The S&P ASX200 (ASX:XJO) (Index:^AXJO) is pretty much where it started around 12 months ago. The recent decline in the market has meant many investors have not made any meaningful gains and will be wondering whether they have chosen the right stocks for their portfolio. Amongst this backdrop however, have been some standout stocks which have well and truly outperformed the broader market.
- Blackmores Limited (ASX: BKL) has gained over 170% over the past 12 months. It is the market leader for complementary medicines in Australia and is expanding rapidly into the Asian market. Investors have been impressed with the level of earnings growth and the international diversification over the past 12 months with a record result expected for the full year. The stock is fully priced however, trading on a price-to-earnings (P/E) ratio of about 30. If expectations are not met, the stock will be sold off heavily and therefore I would be more comfortable purchasing Blackmores at a price below $55.
- Qantas Airways Limited (ASX: QAN) has enjoyed a resurgent year based on lower fuel prices, better capital management and the delivery of cost savings by management. The stock has climbed from a low of $1.20 to a high of $3.79 and currently trades around $3.20. While Qantas still looks attractively priced based on its most recent earnings, airlines are notoriously difficult to value and have to contend with factors out of their control. This stock is best left to traders as market conditions can change quickly and without warning.
- Corporate Travel Management Ltd (ASX: CTD) has rewarded long term shareholders with a 80% gain over the last 12 months. The company specialises in corportate travel management solutions and operates in 23 countries. It achieved record profits in all of the regions it operated in during its most recent result and that continued 20 years of successive growth. Corporate Travel Management recently announced an earnings upgrade for the full year and a new strategic partnership which will enable greater penetration into the huge Asian travel market. Although the company has a strong financial history and positive outlook it is fully priced. It is trading on a P/E ratio of around 38 so I would wait for a substantial pullback before I could justify a significant investment.

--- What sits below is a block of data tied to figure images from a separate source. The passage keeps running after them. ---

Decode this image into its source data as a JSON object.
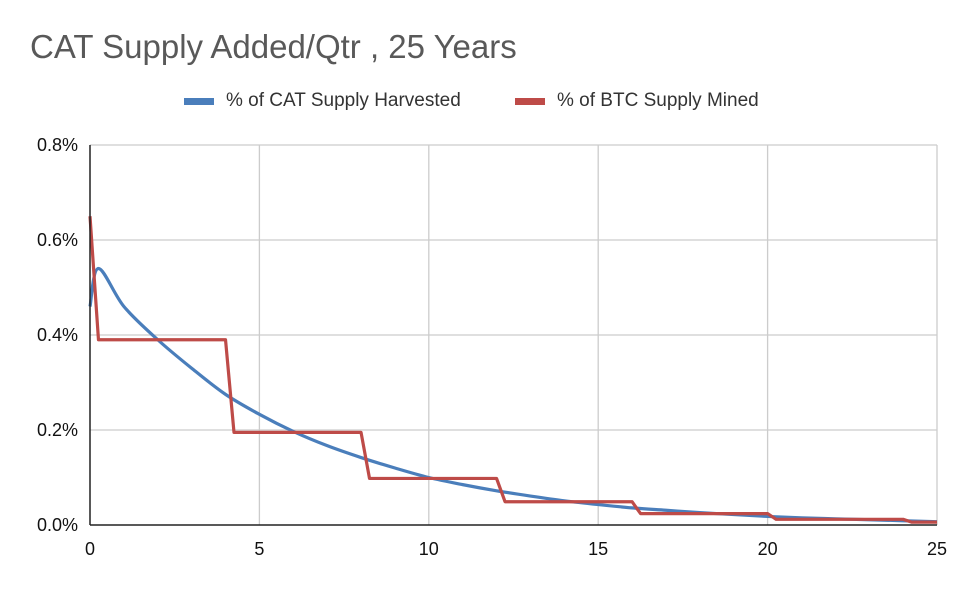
{
  "chart_data": {
    "type": "line",
    "title": "CAT Supply Added/Qtr , 25 Years",
    "xlabel": "",
    "ylabel": "",
    "xlim": [
      0,
      25
    ],
    "ylim": [
      0,
      0.8
    ],
    "x_ticks": [
      0,
      5,
      10,
      15,
      20,
      25
    ],
    "x_tick_labels": [
      "0",
      "5",
      "10",
      "15",
      "20",
      "25"
    ],
    "y_ticks": [
      0,
      0.2,
      0.4,
      0.6,
      0.8
    ],
    "y_tick_labels": [
      "0.0%",
      "0.2%",
      "0.4%",
      "0.6%",
      "0.8%"
    ],
    "grid": true,
    "legend_position": "top-center",
    "series": [
      {
        "name": "% of CAT Supply Harvested",
        "color": "#4a7ebb",
        "x": [
          0,
          0.25,
          1,
          2,
          3,
          4,
          5,
          6,
          7,
          8,
          9,
          10,
          11,
          12,
          13,
          14,
          15,
          16,
          17,
          18,
          19,
          20,
          21,
          22,
          23,
          24,
          25
        ],
        "y": [
          0.46,
          0.54,
          0.46,
          0.39,
          0.33,
          0.275,
          0.233,
          0.197,
          0.167,
          0.142,
          0.12,
          0.1,
          0.085,
          0.072,
          0.061,
          0.051,
          0.043,
          0.036,
          0.031,
          0.026,
          0.022,
          0.018,
          0.015,
          0.013,
          0.011,
          0.009,
          0.007
        ]
      },
      {
        "name": "% of BTC Supply Mined",
        "color": "#be4b48",
        "x": [
          0,
          0.25,
          4,
          4.25,
          8,
          8.25,
          12,
          12.25,
          16,
          16.25,
          20,
          20.25,
          24,
          24.25,
          25
        ],
        "y": [
          0.65,
          0.39,
          0.39,
          0.195,
          0.195,
          0.098,
          0.098,
          0.049,
          0.049,
          0.024,
          0.024,
          0.012,
          0.012,
          0.006,
          0.006
        ]
      }
    ]
  }
}
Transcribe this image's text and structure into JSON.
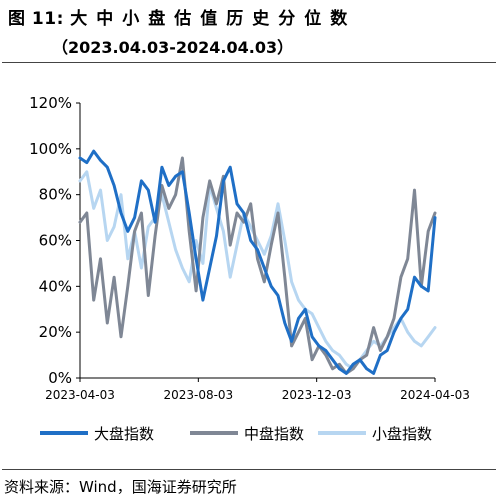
{
  "header": {
    "title_prefix": "图 11:",
    "title_text": "大中小盘估值历史分位数",
    "subtitle": "（2023.04.03-2024.04.03）"
  },
  "footer": {
    "source": "资料来源：Wind，国海证券研究所"
  },
  "chart_data": {
    "type": "line",
    "title": "大中小盘估值历史分位数",
    "subtitle": "（2023.04.03-2024.04.03）",
    "xlabel": "",
    "ylabel": "",
    "x_ticks": [
      "2023-04-03",
      "2023-08-03",
      "2023-12-03",
      "2024-04-03"
    ],
    "y_ticks": [
      "0%",
      "20%",
      "40%",
      "60%",
      "80%",
      "100%",
      "120%"
    ],
    "ylim": [
      0,
      120
    ],
    "grid": false,
    "legend_position": "bottom",
    "x_unit": "weeks since 2023-04-03",
    "x": [
      0,
      1,
      2,
      3,
      4,
      5,
      6,
      7,
      8,
      9,
      10,
      11,
      12,
      13,
      14,
      15,
      16,
      17,
      18,
      19,
      20,
      21,
      22,
      23,
      24,
      25,
      26,
      27,
      28,
      29,
      30,
      31,
      32,
      33,
      34,
      35,
      36,
      37,
      38,
      39,
      40,
      41,
      42,
      43,
      44,
      45,
      46,
      47,
      48,
      49,
      50,
      51,
      52
    ],
    "series": [
      {
        "name": "大盘指数",
        "color": "#1f6fc6",
        "values": [
          96,
          94,
          99,
          95,
          92,
          84,
          72,
          64,
          70,
          86,
          82,
          68,
          92,
          84,
          88,
          90,
          72,
          52,
          34,
          48,
          62,
          86,
          92,
          76,
          72,
          60,
          56,
          48,
          40,
          36,
          24,
          16,
          26,
          30,
          18,
          14,
          12,
          8,
          4,
          2,
          6,
          8,
          4,
          2,
          10,
          12,
          20,
          26,
          30,
          44,
          40,
          38,
          70
        ]
      },
      {
        "name": "中盘指数",
        "color": "#7f8795",
        "values": [
          68,
          72,
          34,
          52,
          24,
          44,
          18,
          40,
          64,
          72,
          36,
          62,
          84,
          74,
          80,
          96,
          64,
          38,
          70,
          86,
          76,
          88,
          58,
          72,
          68,
          76,
          52,
          42,
          58,
          72,
          44,
          14,
          20,
          26,
          8,
          14,
          10,
          4,
          6,
          2,
          4,
          8,
          10,
          22,
          12,
          18,
          26,
          44,
          52,
          82,
          40,
          64,
          72
        ]
      },
      {
        "name": "小盘指数",
        "color": "#b7d6f1",
        "values": [
          86,
          90,
          74,
          82,
          60,
          66,
          80,
          52,
          64,
          48,
          66,
          70,
          80,
          68,
          56,
          48,
          42,
          60,
          50,
          84,
          74,
          64,
          44,
          58,
          72,
          66,
          60,
          54,
          62,
          76,
          60,
          42,
          34,
          30,
          28,
          22,
          16,
          12,
          10,
          6,
          4,
          8,
          12,
          16,
          14,
          18,
          22,
          26,
          20,
          16,
          14,
          18,
          22
        ]
      }
    ]
  }
}
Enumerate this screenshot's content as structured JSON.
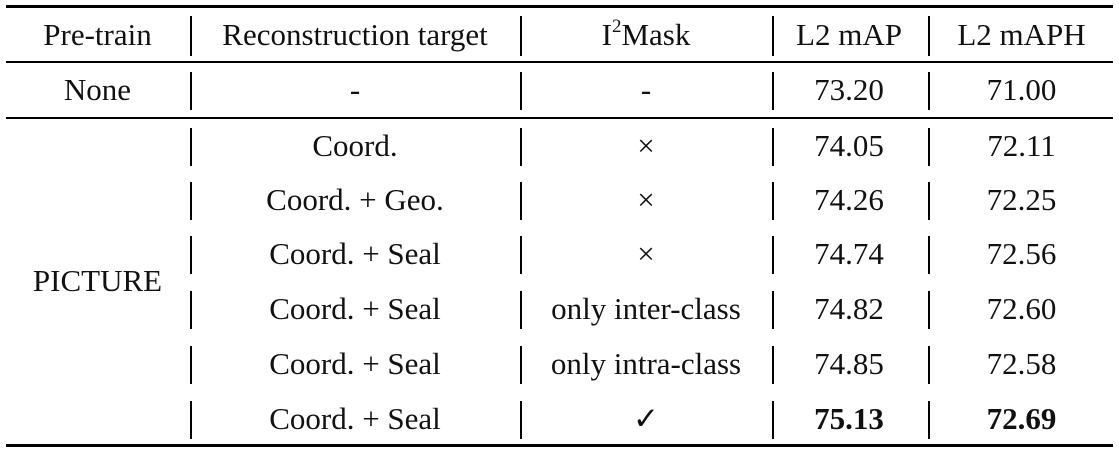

- Aristocrat Leisure Limited (ASX: ALL) has provided investors a 50% return over the past 12 months. The company has increased revenues substantially in its most recent result mainly due to the recent aquistion of Video Gaming Technologies and the lower Australian dollar. Aristocrat has been a major player in the global electronic gaming industry through its slot machines for many years and is now expanding its online and digital offerings. The company is not without risks including a high level of debt, increased competition from other manufacturers and possible changes to regulatory regimes. The stock is trading at around 25x earnings with a subdued outlook for the full year. I would be hesistant to buy at these prices and would wait for the share price to retreat to below $7.
Foolish takeaway
It is important for investors to invest in high quality stocks. While all of the stocks I have mentioned have good long term fundamentals or in the case of Qantas – short term tailwinds, they have all run hard in the last 12 months. I would wait for a substantial pullback before buying as I think there are better value stocks at the moment.